Scientific progress, for which statistical analyses often provide
important supporting evidence, requires the reproduction of research
results.  This applies to statistical research done as part of a
collaborative scientific team as well as the development of
statistical theory and methods.  Communication of results is also
important, as required by the peer-review process and needed by the
end consumers of the conducted research.  Proper scientific review and
evaluation should check the correctness of both theoretical evidence,
through the checking of proofs and assumptions, and computational
results as described by numerical studies and concrete implementations
of the proposed methods.

As motivating examples we will use two case studies: PhD students and
postdocs attending a summer school of the German Biometric Society on
"Reproducible Research and Software Validation" were asked to
reproduce the results of several biostatistical papers in groups of
2-4 students in a hands-on session. All data necessary to reproduce
the results and code provided as online supplement to the journal
articles were given to the students.
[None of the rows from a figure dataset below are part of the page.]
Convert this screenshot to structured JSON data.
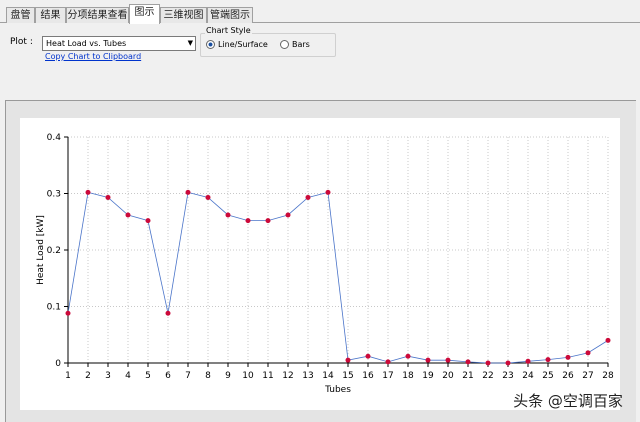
{
  "tabs": [
    "盘管",
    "结果",
    "分项结果查看",
    "图示",
    "三维视图",
    "管端图示"
  ],
  "active_tab": 3,
  "plot_label": "Plot :",
  "plot_select": "Heat Load vs. Tubes",
  "copy_link": "Copy Chart to Clipboard",
  "chart_style": {
    "title": "Chart Style",
    "options": [
      "Line/Surface",
      "Bars"
    ],
    "selected": 0
  },
  "watermark": "头条 @空调百家",
  "chart_data": {
    "type": "line",
    "x_label": "Tubes",
    "y_label": "Heat Load [kW]",
    "x": [
      1,
      2,
      3,
      4,
      5,
      6,
      7,
      8,
      9,
      10,
      11,
      12,
      13,
      14,
      15,
      16,
      17,
      18,
      19,
      20,
      21,
      22,
      23,
      24,
      25,
      26,
      27,
      28
    ],
    "series": [
      {
        "name": "Heat Load",
        "color": "#4a74c9",
        "marker_color": "#cc0a3a",
        "values": [
          0.088,
          0.302,
          0.293,
          0.262,
          0.252,
          0.088,
          0.302,
          0.293,
          0.262,
          0.252,
          0.252,
          0.262,
          0.293,
          0.302,
          0.005,
          0.012,
          0.002,
          0.012,
          0.005,
          0.005,
          0.002,
          0.0,
          0.0,
          0.003,
          0.006,
          0.01,
          0.018,
          0.04
        ]
      }
    ],
    "xlim": [
      1,
      28
    ],
    "xticks": [
      1,
      2,
      3,
      4,
      5,
      6,
      7,
      8,
      9,
      10,
      11,
      12,
      13,
      14,
      15,
      16,
      17,
      18,
      19,
      20,
      21,
      22,
      23,
      24,
      25,
      26,
      27,
      28
    ],
    "ylim": [
      0,
      0.4
    ],
    "yticks": [
      0,
      0.1,
      0.2,
      0.3,
      0.4
    ],
    "grid": true
  }
}
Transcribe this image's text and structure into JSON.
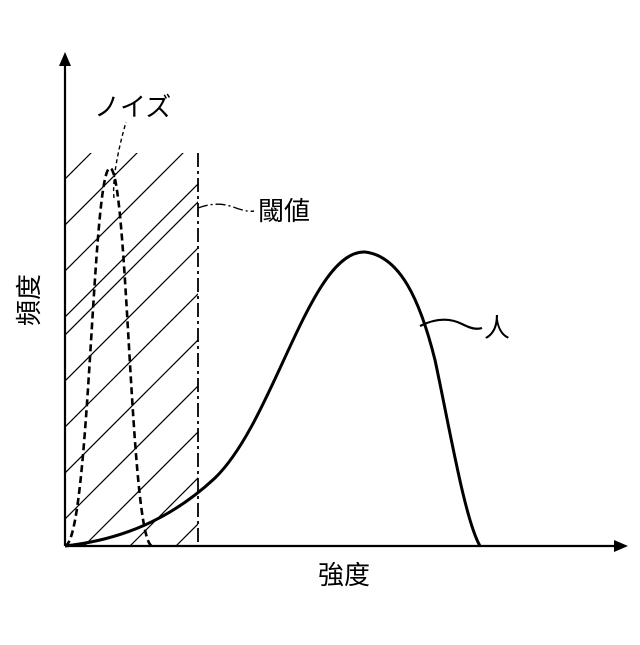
{
  "labels": {
    "noise": "ノイズ",
    "threshold": "閾値",
    "person": "人",
    "y_axis": "頻度",
    "x_axis": "強度"
  }
}
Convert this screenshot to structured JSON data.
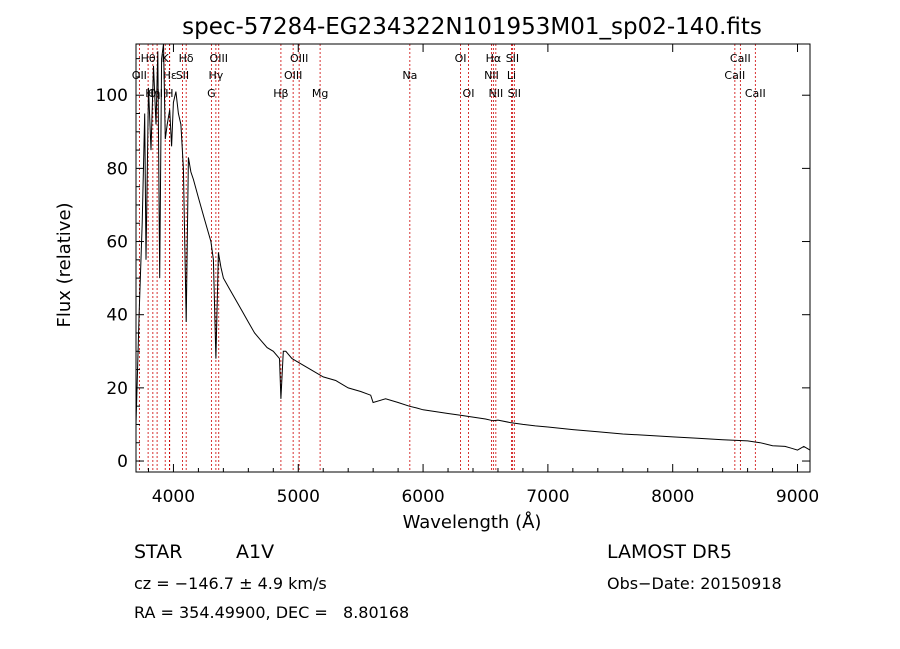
{
  "chart_data": {
    "type": "line",
    "title": "spec-57284-EG234322N101953M01_sp02-140.fits",
    "xlabel": "Wavelength (Å)",
    "ylabel": "Flux (relative)",
    "xlim": [
      3700,
      9100
    ],
    "ylim": [
      -3,
      114
    ],
    "x_ticks": [
      4000,
      5000,
      6000,
      7000,
      8000,
      9000
    ],
    "y_ticks": [
      0,
      20,
      40,
      60,
      80,
      100
    ],
    "grid": false,
    "series": [
      {
        "x": [
          3700,
          3725,
          3750,
          3770,
          3780,
          3800,
          3820,
          3840,
          3860,
          3875,
          3890,
          3905,
          3920,
          3935,
          3950,
          3970,
          3985,
          4000,
          4020,
          4040,
          4060,
          4080,
          4102,
          4120,
          4140,
          4160,
          4200,
          4250,
          4300,
          4320,
          4340,
          4360,
          4380,
          4400,
          4450,
          4500,
          4550,
          4600,
          4650,
          4700,
          4750,
          4800,
          4850,
          4861,
          4880,
          4900,
          4950,
          5000,
          5100,
          5200,
          5300,
          5400,
          5500,
          5580,
          5600,
          5700,
          5800,
          5890,
          5950,
          6000,
          6100,
          6200,
          6300,
          6400,
          6500,
          6563,
          6600,
          6700,
          6800,
          6900,
          7000,
          7200,
          7400,
          7600,
          7800,
          8000,
          8200,
          8400,
          8600,
          8700,
          8800,
          8900,
          8950,
          9000,
          9050,
          9100
        ],
        "y": [
          10,
          40,
          65,
          95,
          55,
          102,
          85,
          108,
          92,
          112,
          50,
          110,
          120,
          88,
          92,
          96,
          86,
          98,
          101,
          95,
          92,
          80,
          38,
          83,
          79,
          77,
          72,
          66,
          60,
          55,
          28,
          57,
          53,
          50,
          47,
          44,
          41,
          38,
          35,
          33,
          31,
          30,
          28,
          17,
          30,
          30,
          28,
          27,
          25,
          23,
          22,
          20,
          19,
          18,
          16,
          17,
          16,
          15,
          14.5,
          14,
          13.5,
          13,
          12.5,
          12,
          11.5,
          11,
          11.2,
          10.5,
          10,
          9.6,
          9.3,
          8.6,
          8,
          7.4,
          7,
          6.6,
          6.2,
          5.8,
          5.5,
          5,
          4.2,
          4,
          3.5,
          3,
          4,
          3
        ]
      }
    ],
    "lines": [
      {
        "label": "Hθ",
        "x": 3797,
        "row": 1
      },
      {
        "label": "OII",
        "x": 3727,
        "row": 2
      },
      {
        "label": "OIII",
        "x": 3869,
        "row": 3
      },
      {
        "label": "Hη",
        "x": 3835,
        "row": 3
      },
      {
        "label": "K",
        "x": 3934,
        "row": 1
      },
      {
        "label": "Hε",
        "x": 3970,
        "row": 2
      },
      {
        "label": "H",
        "x": 3968,
        "row": 3
      },
      {
        "label": "Hδ",
        "x": 4102,
        "row": 1
      },
      {
        "label": "SII",
        "x": 4072,
        "row": 2
      },
      {
        "label": "OIII",
        "x": 4363,
        "row": 1
      },
      {
        "label": "Hγ",
        "x": 4340,
        "row": 2
      },
      {
        "label": "G",
        "x": 4304,
        "row": 3
      },
      {
        "label": "Hβ",
        "x": 4861,
        "row": 3
      },
      {
        "label": "OIII",
        "x": 5007,
        "row": 1
      },
      {
        "label": "OIII",
        "x": 4959,
        "row": 2
      },
      {
        "label": "Mg",
        "x": 5175,
        "row": 3
      },
      {
        "label": "Na",
        "x": 5894,
        "row": 2
      },
      {
        "label": "OI",
        "x": 6300,
        "row": 1
      },
      {
        "label": "OI",
        "x": 6364,
        "row": 3
      },
      {
        "label": "Hα",
        "x": 6563,
        "row": 1
      },
      {
        "label": "NII",
        "x": 6548,
        "row": 2
      },
      {
        "label": "NII",
        "x": 6583,
        "row": 3
      },
      {
        "label": "SII",
        "x": 6716,
        "row": 1
      },
      {
        "label": "Li",
        "x": 6708,
        "row": 2
      },
      {
        "label": "SII",
        "x": 6731,
        "row": 3
      },
      {
        "label": "CaII",
        "x": 8542,
        "row": 1
      },
      {
        "label": "CaII",
        "x": 8498,
        "row": 2
      },
      {
        "label": "CaII",
        "x": 8662,
        "row": 3
      }
    ]
  },
  "info": {
    "class": "STAR",
    "subclass": "A1V",
    "survey": "LAMOST DR5",
    "cz": "cz = −146.7 ± 4.9 km/s",
    "obs_date": "Obs−Date: 20150918",
    "radec": "RA = 354.49900, DEC =   8.80168"
  },
  "colors": {
    "spectrum": "#000000",
    "line_markers": "#cc0000",
    "axes": "#000000"
  }
}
In an ongoing research project a
random sample of one hundred articles of one of the leading journals
of the field have been analyzed for availability of data, code and
other instructions to reproduce results.

This talk will discuss the general problem of making computational
statistical research reproducible, and show which tools in R are
available to assist the analysis. One possible solution is writing
parts of manuscripts using Sweave and hence combine text and analysis
into one entity. But in many cases providing validated code and data
would be sufficient, with emphasis of code validation. In many cases
mere availability of code gives others the feeling that results are
reproducible, even if they are not. So the future challenge will be to
create mechanisms for automatic checking of analysis code beyond the
review process of a paper.